そもそも天人唯一(てんじんずいゐいち)の理を考ふるに、君父師の臣子弟を愛育し、臣子弟の君父師を尊崇するや、たとへば昊天(びんてん)の大地を蔽(おほ)ひ、大地の昊天を戴(いたゞ)くが如し。たとひ天上より大旱霖雨のなやみを下し、雷火龍風の怒を起し給ふとて、地下此が為に怨憤(ゑんぷん)を表はすの道あらむや。たまたま、地震などいへる地につきたる變あれども、いはゞ臣子弟の身によからぬふさがりのあるが如し。一度ひらけて後は長き害となる事なからまし。されば、臣子弟より君父師を 天といへるは、深き理なりといふべし。されど、父子の中はたとひうきつらき憂(うれひ)ありとも、同じ氣血の分れぬるものから、親のなだめ、子の睦(むつ)みも通(かよ)ひ易(やす)く、なべての人にもさばかりふみ違へて、禽獸の境に落つる理の事は稀なり。まして日本(やまと)、西土(もろこし)の書に父子の道を詳に説きつくすのみの親を持ち、子を養はぬ人もなければ、殊更に禿筆(とくひつ)に委(まか)せずして、此に洩らし侍りぬ。君臣子弟の交りは、養ひを受け、教を蒙りぬるの切(せち)なるを、嬉しと思へど、氣血の通ひなくてや、一度離れて會ふこと稀なるためしも、珍らしからず。

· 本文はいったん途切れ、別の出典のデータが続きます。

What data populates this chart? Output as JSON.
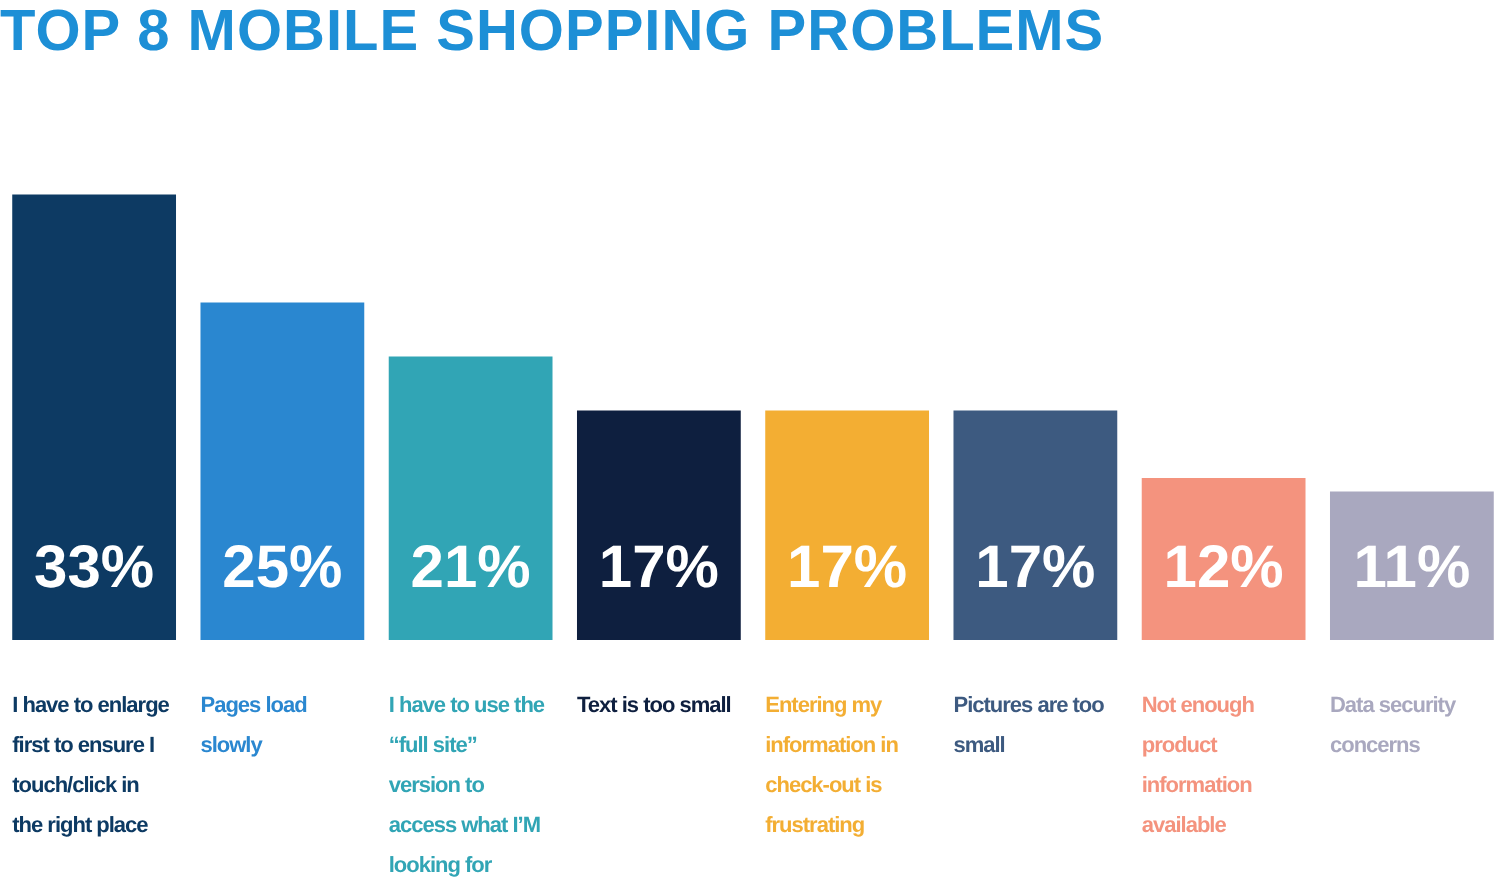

されどかかるたがひめは、君父師同じ理にして、天地に根させるの道なりと、明らかに辨(わきま)へ知らぬの誤ならまし。あるは君に仕へて、諫(いさめ)行はれず、志あはざるといへるは、唐土の道にして、日本の人の心にしもあらず。諫を容(い)るるも、志を盡すも、思兼神(おもひかねのかみ)の長鳴鳥(かがなきどり)を集め、兒屋根命(こやねのみこと)、太玉命の祈祷(ふとだまのみことのみいのり)を盡し、鈿女命(うずめのみこと)の俳優(わざをぎ)を行ひ、手力雄命(たぢからをのみこと)の日神の御手をとりて、石窟(いはや)より引出し給ふ如く、純一(じゆんいつ)の誠を以て、己が身をありとも覺えず、思の儘(まゝ)を、つくろひなく表はす程ならば、など君に得られぬの患あらんや。なべては、西土の書に見馴れ、聞き馴れて、臣下は君に仕へて、諫を陳(の)べるが當り前と許(ばか)り覺えて、己が身はらひとやらいへる如く、たまたま思ひよりし事を、君に告げしとて、君の惡しきを語りて、己が身をてらひ、君の用ひ給はぬ時は、かしみづを受くべしと、兼ねて企てぬるは、われと凶相をもち出でぬるの類なるべし。用捨は君にありて、去就の臣より奏すべき事にあらず。たとひ、己が身に毛筋程の過なくて、三至の禮にかかり、不測の罪に落ちぬるとも、聊、怨み怒るの心なく、嬰兒(みどりご)の母を慕(した)ふ如く、つめられ、たたかれても、泣く泣く、膝に這(は)ひかかる思をなして、七年の病に三年の艾(もぐさ)を求むるの、をくれながら己が心身を愼みて、再び日月の光を享(う)けなんことを願ひて、音もなく、香もなきを、忠臣の操とはいふべし。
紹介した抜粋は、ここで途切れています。